Ses tourments filiaux évacués avec « The Bachelor« , Patrick Wolf, poète auto-proclamé, chante non le héros mais le sujet le plus rebattu de la musique pop, l’Amour… feuilleton casse-pipe développé en trois actes hyper-balisés : rencontre cathartique, irréelle, flamboyante avec une altérité dont nous fantasmions la venue ; expulsion soudaine et précoce du paradis, apprentissage de la solitude ; nostalgie de la perte, sérieusement entretenue comme une feuille dans un herbier avant un ultime retour au foyer. Comme la chronique astrologique d’Elisabeth Tessier, l’album apparaît, selon l’humeur, désespérément grotesque ou intriguant de justesse. Encore faut-il avancer prudemment : le premier acte notamment exige un nécessaire effort d’imagination pour se rappeler, si besoin était, à quel point une certaine grandiloquence des sentiments est le lit (ou la lie pour d’autres) de toute romance qui débute, s’effondre et brûle de nouveau.

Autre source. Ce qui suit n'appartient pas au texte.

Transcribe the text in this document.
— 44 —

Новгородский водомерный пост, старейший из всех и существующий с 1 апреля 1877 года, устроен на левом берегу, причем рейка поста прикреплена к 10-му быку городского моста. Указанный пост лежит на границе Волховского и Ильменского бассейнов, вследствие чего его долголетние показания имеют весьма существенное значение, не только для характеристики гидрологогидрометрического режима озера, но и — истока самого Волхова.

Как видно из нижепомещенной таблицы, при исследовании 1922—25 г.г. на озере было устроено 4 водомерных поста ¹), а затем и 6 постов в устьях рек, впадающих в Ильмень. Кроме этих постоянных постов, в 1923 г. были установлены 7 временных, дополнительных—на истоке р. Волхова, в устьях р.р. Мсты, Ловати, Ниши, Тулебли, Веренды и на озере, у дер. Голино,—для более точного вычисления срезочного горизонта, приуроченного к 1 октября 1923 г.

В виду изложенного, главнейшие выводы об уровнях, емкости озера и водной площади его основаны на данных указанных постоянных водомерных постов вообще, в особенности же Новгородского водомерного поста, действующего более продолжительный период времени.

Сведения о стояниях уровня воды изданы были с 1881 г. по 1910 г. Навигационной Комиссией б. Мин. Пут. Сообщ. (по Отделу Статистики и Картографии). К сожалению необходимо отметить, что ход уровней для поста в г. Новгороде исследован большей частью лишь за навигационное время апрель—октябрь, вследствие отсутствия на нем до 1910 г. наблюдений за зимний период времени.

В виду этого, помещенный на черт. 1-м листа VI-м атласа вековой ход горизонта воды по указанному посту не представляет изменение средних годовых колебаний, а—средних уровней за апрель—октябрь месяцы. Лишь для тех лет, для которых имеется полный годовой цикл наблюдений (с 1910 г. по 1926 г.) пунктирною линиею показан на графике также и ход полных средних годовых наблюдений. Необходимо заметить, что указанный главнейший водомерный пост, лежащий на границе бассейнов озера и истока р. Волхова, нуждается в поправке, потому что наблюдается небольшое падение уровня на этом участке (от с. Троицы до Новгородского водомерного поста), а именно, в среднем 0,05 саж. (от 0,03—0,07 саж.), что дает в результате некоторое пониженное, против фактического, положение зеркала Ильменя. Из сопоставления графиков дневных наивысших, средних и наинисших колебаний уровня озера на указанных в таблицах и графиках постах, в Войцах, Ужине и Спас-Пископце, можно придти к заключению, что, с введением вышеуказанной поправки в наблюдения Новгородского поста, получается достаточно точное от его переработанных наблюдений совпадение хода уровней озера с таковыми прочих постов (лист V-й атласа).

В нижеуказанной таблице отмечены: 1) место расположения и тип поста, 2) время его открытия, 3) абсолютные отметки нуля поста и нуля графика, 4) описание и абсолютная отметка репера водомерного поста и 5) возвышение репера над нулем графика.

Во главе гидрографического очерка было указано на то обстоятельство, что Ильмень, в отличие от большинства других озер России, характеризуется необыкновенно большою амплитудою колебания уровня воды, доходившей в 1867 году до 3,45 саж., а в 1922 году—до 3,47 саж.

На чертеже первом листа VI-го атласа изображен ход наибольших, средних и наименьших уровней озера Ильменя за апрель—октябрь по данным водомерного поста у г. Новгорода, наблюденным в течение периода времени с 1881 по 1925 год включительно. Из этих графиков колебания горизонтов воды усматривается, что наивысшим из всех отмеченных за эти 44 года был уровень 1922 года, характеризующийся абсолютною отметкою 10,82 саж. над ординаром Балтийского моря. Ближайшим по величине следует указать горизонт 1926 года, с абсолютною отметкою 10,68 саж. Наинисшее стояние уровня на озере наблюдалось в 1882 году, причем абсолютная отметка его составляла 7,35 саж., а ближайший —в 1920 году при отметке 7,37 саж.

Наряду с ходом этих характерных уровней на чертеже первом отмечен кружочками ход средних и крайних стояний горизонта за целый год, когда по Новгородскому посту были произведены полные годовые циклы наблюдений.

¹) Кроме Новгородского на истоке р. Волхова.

Cette exubérance pourra en gêner beaucoup tant Wolf s’attache à décrire dans les très grandes largeurs le mélange d’invincibilité et de peur, d’exaltation et de fébrilité, présidant à toute rencontre sérieuse (Wolf, lui, dirait « cosmique »), n’hésitant pas une seconde à chanter la fidélité perpétuelle et contractuelle, la prééminence du couple sur la vie sociale, la capacité de l’amour à sauver les âmes brisées, la valeur ajoutée du gigot familial le dimanche midi, etc. Aucun cliché ne nous est épargné et Wolf convoque tout l’arsenal du romantisme le plus exacerbé pour dramatiser à outrance des sentiments et des sensations somme toute assez banals (« House »). « Lupercalia » peut ainsi se comprendre comme un mélodrame à grosses ficelles, lacrymal à souhait, plein de bruit et de portes qui claquent, sorte de Rimbaud-Verlaine à l’heure des dragues Facebook, album attentif, donc, aux règles du genre. Sa démarche est en cela assez proche de celle de Bright Eyes sur le magnifique « I’m Wide Awake », la pudeur en moins, puisque chez Wolf tout est matière à confession.

Le paradoxe est qu’on ne peut par conséquent prendre toute cette affaire au sérieux, alors même que le musicien réaffirme sa gravité d’artiste d’avant-garde, la noble ambition de ses sujets… Assumer ce courrier du cœur avec panache reste encore la meilleure façon de le résoudre, d’autant que le reste de l’album démontre une certaine retenue à laquelle le musicien ne nous avait guère préparés.
Wolf propose un enchaînement cohérent que viennent couronner un entrain communicatif (la cruelle « Time of My Life »), une orchestration talentueuse (« The Days », superbe…) et des performances vocales saisissantes (« Slow Motion »). Quel dommage que certaines compositions, à l’image de « Together » ou de la très laide « The Falcons » soient aussi serviles, Wolf y montrant une dangereuse tendance à l’auto-parodie. Lumineux, puissant, ringard, fragile tout à la fois, oscillant entre l’embarrassant et l’exaltant, « Lupercalia » a le défaut d’être le cadet plutôt que le successeur de « The Bachelor », une solide variation plutôt qu’une révolution. Enfin, d’un point de vue strictement carriériste, Wolf, trop sophistiqué pour le marché pop de masse auquel le Britannique aspirait depuis 2005, pas assez dans le coup pour recueillir le soutien des médias influents de l’industrie, semble condamné à demeurer ce génie précoce éclos trop tard sur une scène désormais saturée d’ambiguïté sexuelle et de théâtralité, principaux atouts esthétiques du jeune homme.